This book offers a comprehensive and inclusive insight into the history of prostate cancer and its sufferers. Until recently, little practical help could be offered for men afflicted with the devastating diseases of the genitourinary organs. This is despite complaints of painful urination from aging men being found in ancient medical manuscripts, despite the anatomical discoveries of the European Renaissance and despite the experimental surgical researches of the eighteen and nineteenth centuries. As diseases of the prostate, including prostate cancer, came to be better understood in the early twentieth century, therapeutic nihilism continued as curative radical surgeries and radiotherapy failed. The therapeutic ‘turn’ came with hormonal therapies, itself a product of the explosive growth of U.S. biomedicine from the 1940s onwards. By the 1990s, prostate cancer screening had become a somewhat ubiquitous but controversial feature of the medical encounter for American men as they aged, which greatly influenced the treatment pathways and identity of the male patient: as victim, as hero, and ultimately, as consumer.

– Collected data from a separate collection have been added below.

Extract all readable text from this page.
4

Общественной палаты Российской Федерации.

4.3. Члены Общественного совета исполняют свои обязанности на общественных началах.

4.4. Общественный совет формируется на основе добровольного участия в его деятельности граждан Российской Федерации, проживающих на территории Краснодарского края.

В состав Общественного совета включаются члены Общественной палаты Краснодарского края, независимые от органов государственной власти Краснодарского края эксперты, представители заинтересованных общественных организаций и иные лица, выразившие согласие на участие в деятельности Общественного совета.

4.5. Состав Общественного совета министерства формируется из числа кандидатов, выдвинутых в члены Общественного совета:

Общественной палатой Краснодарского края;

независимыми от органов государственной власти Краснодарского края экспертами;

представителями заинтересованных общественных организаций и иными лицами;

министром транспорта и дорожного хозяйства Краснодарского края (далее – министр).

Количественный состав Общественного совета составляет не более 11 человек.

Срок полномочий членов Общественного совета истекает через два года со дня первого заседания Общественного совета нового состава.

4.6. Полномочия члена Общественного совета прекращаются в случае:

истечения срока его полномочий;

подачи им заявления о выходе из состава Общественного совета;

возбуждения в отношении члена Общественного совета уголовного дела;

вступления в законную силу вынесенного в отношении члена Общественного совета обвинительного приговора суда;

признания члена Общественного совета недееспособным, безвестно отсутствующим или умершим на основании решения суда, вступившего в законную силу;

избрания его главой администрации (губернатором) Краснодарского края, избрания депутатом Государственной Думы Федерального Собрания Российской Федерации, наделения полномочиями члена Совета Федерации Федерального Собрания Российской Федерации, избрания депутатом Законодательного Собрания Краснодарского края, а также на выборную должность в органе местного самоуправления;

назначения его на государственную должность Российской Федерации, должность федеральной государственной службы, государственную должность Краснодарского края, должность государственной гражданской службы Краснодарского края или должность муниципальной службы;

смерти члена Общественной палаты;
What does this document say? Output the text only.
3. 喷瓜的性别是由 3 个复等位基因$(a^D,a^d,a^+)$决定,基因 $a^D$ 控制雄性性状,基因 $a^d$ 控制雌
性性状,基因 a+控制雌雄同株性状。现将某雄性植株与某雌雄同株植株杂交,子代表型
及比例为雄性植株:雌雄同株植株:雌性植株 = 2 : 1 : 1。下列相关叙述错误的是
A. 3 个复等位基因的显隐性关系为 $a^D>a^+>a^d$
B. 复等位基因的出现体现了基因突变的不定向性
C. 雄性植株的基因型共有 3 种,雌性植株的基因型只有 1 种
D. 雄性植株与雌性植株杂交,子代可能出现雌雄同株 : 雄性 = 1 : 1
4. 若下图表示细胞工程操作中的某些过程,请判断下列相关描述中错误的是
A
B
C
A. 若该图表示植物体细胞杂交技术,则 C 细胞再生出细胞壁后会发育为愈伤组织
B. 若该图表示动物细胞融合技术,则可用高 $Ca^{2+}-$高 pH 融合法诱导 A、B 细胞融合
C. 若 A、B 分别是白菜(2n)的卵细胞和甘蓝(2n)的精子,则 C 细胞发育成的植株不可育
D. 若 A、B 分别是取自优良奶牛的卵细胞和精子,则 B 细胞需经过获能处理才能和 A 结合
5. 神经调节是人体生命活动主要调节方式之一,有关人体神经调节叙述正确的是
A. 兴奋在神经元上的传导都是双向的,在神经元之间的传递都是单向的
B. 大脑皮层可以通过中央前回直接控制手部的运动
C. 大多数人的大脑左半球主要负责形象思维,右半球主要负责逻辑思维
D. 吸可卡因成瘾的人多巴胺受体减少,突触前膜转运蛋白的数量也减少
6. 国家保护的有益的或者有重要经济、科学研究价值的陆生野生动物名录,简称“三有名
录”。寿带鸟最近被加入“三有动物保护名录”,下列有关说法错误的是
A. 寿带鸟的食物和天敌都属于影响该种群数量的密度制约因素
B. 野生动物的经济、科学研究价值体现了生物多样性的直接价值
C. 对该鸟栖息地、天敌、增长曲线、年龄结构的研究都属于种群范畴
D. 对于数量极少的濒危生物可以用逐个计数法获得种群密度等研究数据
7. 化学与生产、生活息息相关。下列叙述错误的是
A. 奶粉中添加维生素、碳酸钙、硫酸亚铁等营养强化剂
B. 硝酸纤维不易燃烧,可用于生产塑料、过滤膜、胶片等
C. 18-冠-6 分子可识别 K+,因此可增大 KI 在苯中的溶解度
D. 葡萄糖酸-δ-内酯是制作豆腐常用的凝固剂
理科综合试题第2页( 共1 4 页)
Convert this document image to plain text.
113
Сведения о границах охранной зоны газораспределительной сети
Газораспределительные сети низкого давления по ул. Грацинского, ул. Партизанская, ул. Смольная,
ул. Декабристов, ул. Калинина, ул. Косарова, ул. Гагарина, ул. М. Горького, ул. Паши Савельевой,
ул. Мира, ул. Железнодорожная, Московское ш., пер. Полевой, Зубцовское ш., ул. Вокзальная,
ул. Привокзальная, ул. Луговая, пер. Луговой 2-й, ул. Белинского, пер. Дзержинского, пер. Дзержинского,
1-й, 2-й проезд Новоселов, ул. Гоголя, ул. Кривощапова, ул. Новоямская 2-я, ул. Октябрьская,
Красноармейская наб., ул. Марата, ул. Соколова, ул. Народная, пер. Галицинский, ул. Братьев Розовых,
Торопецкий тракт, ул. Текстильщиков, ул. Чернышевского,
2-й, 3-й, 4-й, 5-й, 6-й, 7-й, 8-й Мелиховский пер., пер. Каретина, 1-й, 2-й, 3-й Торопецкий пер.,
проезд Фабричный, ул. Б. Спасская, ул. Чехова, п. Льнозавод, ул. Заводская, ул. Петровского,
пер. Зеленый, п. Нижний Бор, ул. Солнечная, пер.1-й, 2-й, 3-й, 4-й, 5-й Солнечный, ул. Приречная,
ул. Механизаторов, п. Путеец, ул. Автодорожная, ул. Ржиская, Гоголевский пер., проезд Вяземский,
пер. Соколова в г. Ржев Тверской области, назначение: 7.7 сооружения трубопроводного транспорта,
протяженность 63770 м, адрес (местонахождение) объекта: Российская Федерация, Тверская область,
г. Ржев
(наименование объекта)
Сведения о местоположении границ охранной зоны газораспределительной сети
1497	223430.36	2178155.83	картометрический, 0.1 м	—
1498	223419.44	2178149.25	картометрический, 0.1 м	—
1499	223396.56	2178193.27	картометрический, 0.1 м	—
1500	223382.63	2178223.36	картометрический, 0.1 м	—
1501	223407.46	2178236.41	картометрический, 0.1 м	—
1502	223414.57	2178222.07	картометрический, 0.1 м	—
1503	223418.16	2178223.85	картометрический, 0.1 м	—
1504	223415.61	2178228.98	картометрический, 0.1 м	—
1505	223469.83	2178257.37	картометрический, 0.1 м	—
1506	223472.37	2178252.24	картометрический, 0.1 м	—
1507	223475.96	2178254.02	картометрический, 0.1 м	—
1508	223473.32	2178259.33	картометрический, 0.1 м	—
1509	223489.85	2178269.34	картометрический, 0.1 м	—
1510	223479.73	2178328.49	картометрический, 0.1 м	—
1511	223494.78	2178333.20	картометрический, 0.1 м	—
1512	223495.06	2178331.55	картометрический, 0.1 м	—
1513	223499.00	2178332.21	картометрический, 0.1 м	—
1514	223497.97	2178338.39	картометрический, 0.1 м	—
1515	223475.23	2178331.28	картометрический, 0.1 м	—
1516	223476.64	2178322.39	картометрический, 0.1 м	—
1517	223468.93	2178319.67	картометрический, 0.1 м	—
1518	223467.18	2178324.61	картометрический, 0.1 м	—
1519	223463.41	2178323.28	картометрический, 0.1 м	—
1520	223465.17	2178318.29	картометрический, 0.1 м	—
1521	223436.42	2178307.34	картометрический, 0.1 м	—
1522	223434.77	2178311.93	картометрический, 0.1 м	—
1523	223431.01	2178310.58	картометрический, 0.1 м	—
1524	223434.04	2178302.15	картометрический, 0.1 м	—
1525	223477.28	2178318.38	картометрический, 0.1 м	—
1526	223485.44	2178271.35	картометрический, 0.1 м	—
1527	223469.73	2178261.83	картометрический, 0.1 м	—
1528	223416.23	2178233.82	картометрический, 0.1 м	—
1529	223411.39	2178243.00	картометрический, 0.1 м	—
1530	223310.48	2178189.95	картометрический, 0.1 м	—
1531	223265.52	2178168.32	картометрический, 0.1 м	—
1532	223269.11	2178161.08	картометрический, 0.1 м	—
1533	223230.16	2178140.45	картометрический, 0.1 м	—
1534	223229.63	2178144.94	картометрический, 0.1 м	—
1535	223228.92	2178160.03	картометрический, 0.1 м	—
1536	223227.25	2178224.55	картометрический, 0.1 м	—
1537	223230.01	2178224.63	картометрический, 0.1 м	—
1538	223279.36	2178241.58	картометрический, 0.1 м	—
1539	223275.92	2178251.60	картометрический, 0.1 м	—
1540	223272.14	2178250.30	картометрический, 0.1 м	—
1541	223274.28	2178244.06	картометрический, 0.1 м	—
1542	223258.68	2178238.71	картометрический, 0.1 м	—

1. Introduction: Cancer and the making of modern medicine. - 2. The problematic prehistory of prostate cancer. - 3. Surgery and Specialization. - 4. Sex, Hormones, and Quantification. - 5. Cancer and clinical trials. - 6. Screening, Patients, and the Politics of Prevention. - 7. Radiotherapy and Evidence in an Age of High Technology. - 8. Conclusions: Medicine, masculinity, and the problems of the prostate
Helen Valier is Director of the Medicine & Society Program at The Honors College, University of Houston, USA. Her teaching and research interests fall broadly within western and colonial/postcolonial medicine and technology from late nineteenth to late twentieth century.